Best Profit (11/3) - Amerika Serikat (AS) akan geser posisi Arab Saudi sebagai pengekspor minyak terbesar.
Berdasarkan
perusahaan riset energi Rystad Energy, AS akan melampaui Arab Saudi
untuk ekspor minyak, gas alam, dan produksi minyak seperti bensin pada
akhir 2019.
Tonggak sejarah itu didorong oleh melonjaknya produksi
shale sehingga akan menjadikan AS pengekspor minyak terbesar di dunia.

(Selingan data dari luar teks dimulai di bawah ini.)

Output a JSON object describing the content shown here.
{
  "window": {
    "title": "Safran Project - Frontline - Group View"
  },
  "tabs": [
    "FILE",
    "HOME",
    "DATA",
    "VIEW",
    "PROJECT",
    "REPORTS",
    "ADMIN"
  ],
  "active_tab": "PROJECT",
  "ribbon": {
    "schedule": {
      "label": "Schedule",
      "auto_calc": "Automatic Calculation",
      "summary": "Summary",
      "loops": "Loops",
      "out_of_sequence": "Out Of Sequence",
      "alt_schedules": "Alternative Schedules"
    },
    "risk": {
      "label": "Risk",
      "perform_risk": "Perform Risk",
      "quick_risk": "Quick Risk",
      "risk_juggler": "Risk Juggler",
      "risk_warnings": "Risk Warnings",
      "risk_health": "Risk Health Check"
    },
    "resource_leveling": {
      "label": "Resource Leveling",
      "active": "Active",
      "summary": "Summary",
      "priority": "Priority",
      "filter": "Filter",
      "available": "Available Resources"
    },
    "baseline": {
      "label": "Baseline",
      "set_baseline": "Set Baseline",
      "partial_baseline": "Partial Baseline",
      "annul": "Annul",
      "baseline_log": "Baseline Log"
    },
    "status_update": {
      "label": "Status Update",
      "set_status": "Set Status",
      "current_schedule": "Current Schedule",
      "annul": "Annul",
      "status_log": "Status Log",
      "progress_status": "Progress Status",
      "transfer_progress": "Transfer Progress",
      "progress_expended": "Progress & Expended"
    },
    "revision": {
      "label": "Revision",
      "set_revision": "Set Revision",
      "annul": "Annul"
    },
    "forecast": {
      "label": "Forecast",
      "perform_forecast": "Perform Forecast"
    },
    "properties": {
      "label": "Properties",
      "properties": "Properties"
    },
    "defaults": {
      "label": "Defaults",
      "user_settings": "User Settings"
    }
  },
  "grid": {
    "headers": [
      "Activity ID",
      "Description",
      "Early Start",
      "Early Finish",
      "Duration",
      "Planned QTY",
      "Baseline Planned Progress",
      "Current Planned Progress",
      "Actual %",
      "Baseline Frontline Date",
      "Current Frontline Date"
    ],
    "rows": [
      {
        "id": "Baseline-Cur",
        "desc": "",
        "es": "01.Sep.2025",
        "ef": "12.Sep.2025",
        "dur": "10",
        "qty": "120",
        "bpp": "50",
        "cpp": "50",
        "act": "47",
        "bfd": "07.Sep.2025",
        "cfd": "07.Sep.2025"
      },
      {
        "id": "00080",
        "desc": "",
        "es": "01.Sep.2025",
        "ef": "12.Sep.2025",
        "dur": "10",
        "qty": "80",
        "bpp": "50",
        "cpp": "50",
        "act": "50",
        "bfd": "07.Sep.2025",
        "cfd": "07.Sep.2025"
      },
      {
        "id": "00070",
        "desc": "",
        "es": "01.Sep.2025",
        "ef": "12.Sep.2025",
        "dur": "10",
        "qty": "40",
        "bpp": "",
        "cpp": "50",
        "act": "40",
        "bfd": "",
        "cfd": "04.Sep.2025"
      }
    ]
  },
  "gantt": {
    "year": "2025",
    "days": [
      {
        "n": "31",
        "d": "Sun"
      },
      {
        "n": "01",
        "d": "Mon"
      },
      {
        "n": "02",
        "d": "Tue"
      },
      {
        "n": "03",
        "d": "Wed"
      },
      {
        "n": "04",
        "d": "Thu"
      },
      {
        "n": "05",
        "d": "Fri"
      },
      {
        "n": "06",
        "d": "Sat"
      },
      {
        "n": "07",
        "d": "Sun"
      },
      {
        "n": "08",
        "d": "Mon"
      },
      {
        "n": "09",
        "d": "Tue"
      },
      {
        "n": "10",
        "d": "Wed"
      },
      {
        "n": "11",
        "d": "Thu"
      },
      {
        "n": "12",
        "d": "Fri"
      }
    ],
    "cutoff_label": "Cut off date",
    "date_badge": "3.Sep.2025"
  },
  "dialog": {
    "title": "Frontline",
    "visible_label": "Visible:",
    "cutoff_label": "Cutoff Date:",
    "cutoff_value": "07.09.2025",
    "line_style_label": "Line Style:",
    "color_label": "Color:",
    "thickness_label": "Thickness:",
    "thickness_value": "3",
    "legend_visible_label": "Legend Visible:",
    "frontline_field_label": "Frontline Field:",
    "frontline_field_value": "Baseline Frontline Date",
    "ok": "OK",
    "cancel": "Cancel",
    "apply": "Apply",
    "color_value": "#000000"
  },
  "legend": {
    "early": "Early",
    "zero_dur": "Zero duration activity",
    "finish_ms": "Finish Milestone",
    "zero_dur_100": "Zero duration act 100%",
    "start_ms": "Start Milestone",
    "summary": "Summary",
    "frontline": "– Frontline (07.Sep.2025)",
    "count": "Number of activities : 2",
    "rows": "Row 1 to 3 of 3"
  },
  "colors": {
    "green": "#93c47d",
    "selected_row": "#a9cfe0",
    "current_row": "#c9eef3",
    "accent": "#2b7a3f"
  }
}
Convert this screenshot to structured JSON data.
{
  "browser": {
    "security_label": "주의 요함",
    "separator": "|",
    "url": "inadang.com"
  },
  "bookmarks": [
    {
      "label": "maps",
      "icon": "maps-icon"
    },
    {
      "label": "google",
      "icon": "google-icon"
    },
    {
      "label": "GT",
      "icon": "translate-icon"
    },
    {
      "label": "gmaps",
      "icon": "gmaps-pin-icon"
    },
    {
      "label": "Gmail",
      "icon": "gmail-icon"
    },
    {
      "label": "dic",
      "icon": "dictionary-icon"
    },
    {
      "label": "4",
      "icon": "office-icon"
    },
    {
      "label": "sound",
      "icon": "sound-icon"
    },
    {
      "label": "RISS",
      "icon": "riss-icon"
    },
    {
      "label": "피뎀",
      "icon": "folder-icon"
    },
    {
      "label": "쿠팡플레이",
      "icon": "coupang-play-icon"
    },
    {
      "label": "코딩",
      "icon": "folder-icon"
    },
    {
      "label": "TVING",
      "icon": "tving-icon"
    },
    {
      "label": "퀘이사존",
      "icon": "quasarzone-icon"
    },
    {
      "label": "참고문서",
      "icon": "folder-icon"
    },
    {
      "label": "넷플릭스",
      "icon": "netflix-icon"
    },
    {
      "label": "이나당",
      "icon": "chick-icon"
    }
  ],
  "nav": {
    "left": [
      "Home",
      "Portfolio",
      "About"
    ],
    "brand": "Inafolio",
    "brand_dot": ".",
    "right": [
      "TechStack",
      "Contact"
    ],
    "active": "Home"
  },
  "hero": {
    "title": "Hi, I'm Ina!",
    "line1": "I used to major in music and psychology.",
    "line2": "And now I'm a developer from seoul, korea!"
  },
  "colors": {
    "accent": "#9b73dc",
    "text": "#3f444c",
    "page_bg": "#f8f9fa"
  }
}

Itu tidak pernah terjadi sejak Arab Saudi mulai menjual minyak ke luar
negeri pada 1950-an. Hal itu berdasarkan laporan Rystad pada Kamis pekan
ini.
"Ini luar biasa, 10 tahun lalu tidak ada yang mengira itu
bisa terjadi," ujar Ryan Fitzmaurice, Energy Strategist Rabobank,
seperti dikutip dari laman CNN Money, Sabtu (9/3/2019). best profit
Terobosan yang diharapkan mencerminkan bagaimana teknologi telah membentuk kembali lanskap energi global.
Inovasi
pengeboran telah membuka banyak sumber daya minyak dan gas alam yang
telah terperangkap di ladang minyak serpih di Texas, North Dakota dan di
tempat lain.
Dipimpin oleh serpih, produksi minyak AS telah lebih
dari dua kali lipat selama dekade terakhir yang tertinggi sepanjang
masa. AS saat ini memompa lebih banyak minyak dari pada negara lain
termasuk Rusia dan Arab Saudi. best profit
"Shale telah mendorong kenaikan produksi yang begitu besar," ujar Fitzmaurice.
Dengan pasokan yang cukup di dalam negeri, Kongres pada 2015 mencabut larangan ekspor minyak 40 tahun.
Penjualan
minyak ke luar negeri meledak sejak saat itu. Di pantai teluk Amerika
Serikat pun berlomba membangun fasilitas yang dapat menangani lonjakan
permintaan asing untuk minyak mentah AS. best profit
"Kelebihan
minyak mentah dari AS akan menemukan banyak pembeli di Asia yang tumbuh
cepat," tutur Senior Partner Rystad Per Magnus Nysveen.
Arab
Saudi saat ini ekspor tujuh juta barel per hari bersama dengan dua juta
barel cairan gas alam dan produksi minyak. Hal itu berdasarkan laporan
Rystad.
Sebagai perbandingan, AS ekspor sekitar tiga juta barel
minyak mentah per hari dan lima juta barel per hari dari cairan gas alam
dan produksi minyak bumi.
Rystad berharap kesenjangan itu
menghilang pada 2019, meski Arab Saudi akan tetap memimpin sebagai
eksportir minyak mentah terbesar di dunia.
Adapun the Permian
Basin di Texas Barat menjadi pusat berkembangnya shale atau serpih.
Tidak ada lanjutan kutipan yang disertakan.